As Cow Hill declined, Commerce gained population, incorporated in 1885, welcomed the St. Louis Southwestern (Cotton Belt) Railroad in 1887, and celebrated the relocation of W. L. Mayo's East Texas Normal College from Cooper to Commerce in 1894. Many citizens know this outline of local history, but few have visited the site of Cow Hill. In an effort to locate what remains of the older community, a resident was sought who could lead a tour of historic Cow Hill. The guide selected was Robert Grove, a native of Commerce and owner of the Cow Hill Farm. He spent summers in Cow Hill with his parents, who bought their first land in Cow Hill in 1929. His father, Dr. Joe Grove, was head of the Industrial Education department at East Texas State Teachers College.
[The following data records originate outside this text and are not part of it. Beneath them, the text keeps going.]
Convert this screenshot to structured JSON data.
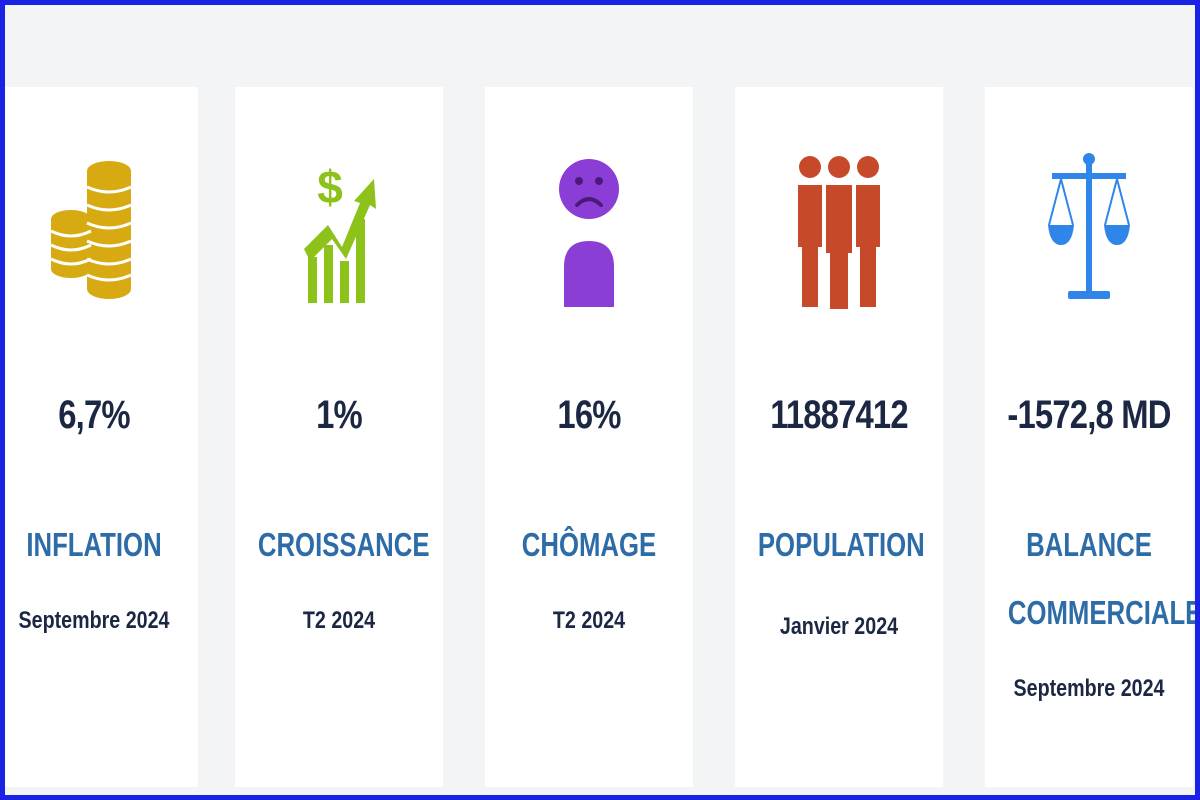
{
  "colors": {
    "border": "#1a22e6",
    "background": "#f3f4f6",
    "card": "#ffffff",
    "value_text": "#1b2743",
    "label_text": "#2e6ca8",
    "inflation_icon": "#d7aa12",
    "croissance_icon": "#8cc21a",
    "chomage_icon": "#8b3ed6",
    "population_icon": "#c6492a",
    "balance_icon": "#2f86e8"
  },
  "cards": [
    {
      "icon": "coins-icon",
      "value": "6,7%",
      "label": "INFLATION",
      "period": "Septembre 2024"
    },
    {
      "icon": "growth-chart-icon",
      "value": "1%",
      "label": "CROISSANCE",
      "period": "T2 2024"
    },
    {
      "icon": "sad-person-icon",
      "value": "16%",
      "label": "CHÔMAGE",
      "period": "T2 2024"
    },
    {
      "icon": "people-group-icon",
      "value": "11887412",
      "label": "POPULATION",
      "period": "Janvier 2024"
    },
    {
      "icon": "scale-balance-icon",
      "value": "-1572,8 MD",
      "label_line1": "BALANCE",
      "label_line2": "COMMERCIALE",
      "period": "Septembre 2024"
    }
  ]
}
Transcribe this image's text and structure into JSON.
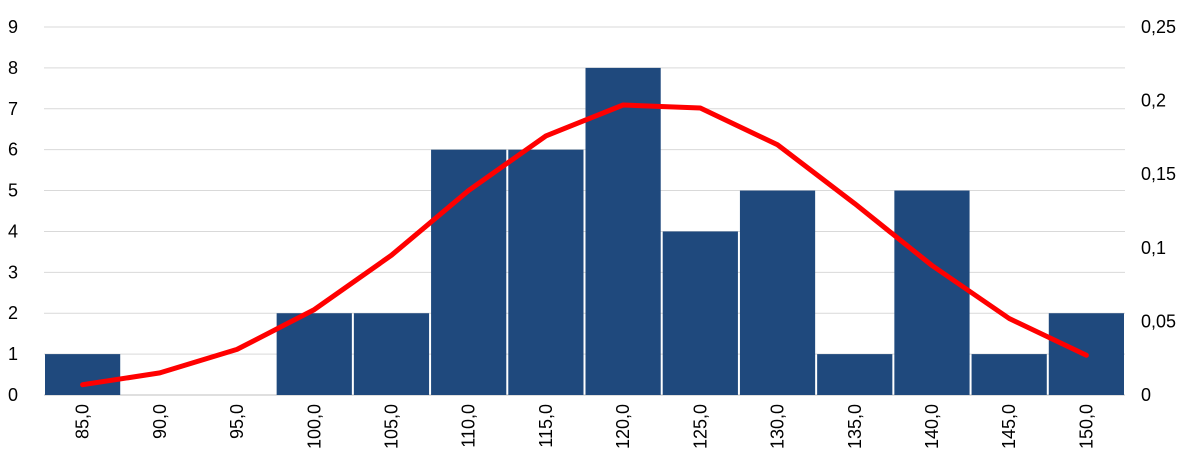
{
  "chart_data": {
    "type": "bar",
    "categories": [
      "85,0",
      "90,0",
      "95,0",
      "100,0",
      "105,0",
      "110,0",
      "115,0",
      "120,0",
      "125,0",
      "130,0",
      "135,0",
      "140,0",
      "145,0",
      "150,0"
    ],
    "series": [
      {
        "type": "bar",
        "axis": "left",
        "values": [
          1,
          0,
          0,
          2,
          2,
          6,
          6,
          8,
          4,
          5,
          1,
          5,
          1,
          2
        ]
      },
      {
        "type": "line",
        "axis": "right",
        "values": [
          0.007,
          0.015,
          0.031,
          0.058,
          0.095,
          0.139,
          0.176,
          0.197,
          0.195,
          0.17,
          0.13,
          0.088,
          0.052,
          0.027
        ]
      }
    ],
    "title": "",
    "xlabel": "",
    "ylabel": "",
    "y_left": {
      "min": 0,
      "max": 9,
      "ticks": [
        "0",
        "1",
        "2",
        "3",
        "4",
        "5",
        "6",
        "7",
        "8",
        "9"
      ]
    },
    "y_right": {
      "min": 0,
      "max": 0.25,
      "ticks": [
        "0",
        "0,05",
        "0,1",
        "0,15",
        "0,2",
        "0,25"
      ]
    },
    "grid": true,
    "legend": "none",
    "colors": {
      "bar": "#1f497d",
      "line": "#ff0000",
      "grid": "#d9d9d9"
    }
  }
}
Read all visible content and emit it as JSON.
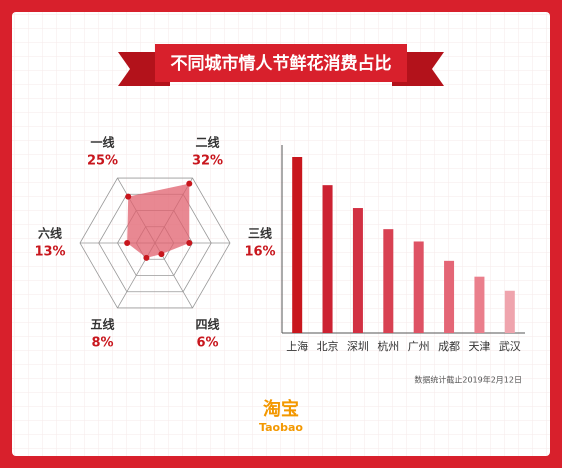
{
  "title": "不同城市情人节鲜花消费占比",
  "note": "数据统计截止2019年2月12日",
  "logo": {
    "name": "淘宝",
    "latin": "Taobao"
  },
  "chart_data": [
    {
      "type": "radar",
      "categories": [
        "一线",
        "二线",
        "三线",
        "四线",
        "五线",
        "六线"
      ],
      "values": [
        25,
        32,
        16,
        6,
        8,
        13
      ],
      "value_labels": [
        "25%",
        "32%",
        "16%",
        "6%",
        "8%",
        "13%"
      ],
      "rlim": [
        0,
        35
      ],
      "color": "#e0606e",
      "point_color": "#c8161d"
    },
    {
      "type": "bar",
      "categories": [
        "上海",
        "北京",
        "深圳",
        "杭州",
        "广州",
        "成都",
        "天津",
        "武汉"
      ],
      "values": [
        100,
        84,
        71,
        59,
        52,
        41,
        32,
        24
      ],
      "ylim": [
        0,
        100
      ],
      "colors": [
        "#c8161d",
        "#cc2232",
        "#d23042",
        "#d84152",
        "#de5264",
        "#e46676",
        "#ea7f8c",
        "#efa4ad"
      ]
    }
  ]
}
For this tour beginning early in the morning before the day's heat spoiled the excursion, Grove took a route from Main Street north on Park Street. A right turn on FM 71 took Grove to the eastern city limits of Commerce. After a left turn onto property owned by Dan Ouzts, Grove pointed to the spot where Josiah Jackson built his store once facing FM 71, which at that time was the highway connecting Cooper and Commerce. Grove never saw the store building, but he saw the Jackson home, which was still standing when he was a youngster. Today a giant bois d'arc tree grows just west of the store location. The Cow Hill community was scattered along two and a half miles of a ridge above the Middle Sulphur River that once kept cows secure and dry.
"I think I have identified the race track that operated across the road from Jackson's store," Grove says. "It is a level piece of land. There were several race tracks in the area." Within two miles of Cow Hill, across the Delta County line to the east, is the Hart Cemetery, where William Jernigin and his wife are buried among other pioneers from the Cow Hill community. Some of the earlier graves are identified by bois d'arc markers still standing among later stone memorials.
Cow Hill, whose enterprising leader, William Jernigan, became the father of Commerce, is still very much a picturesque community for its current residents.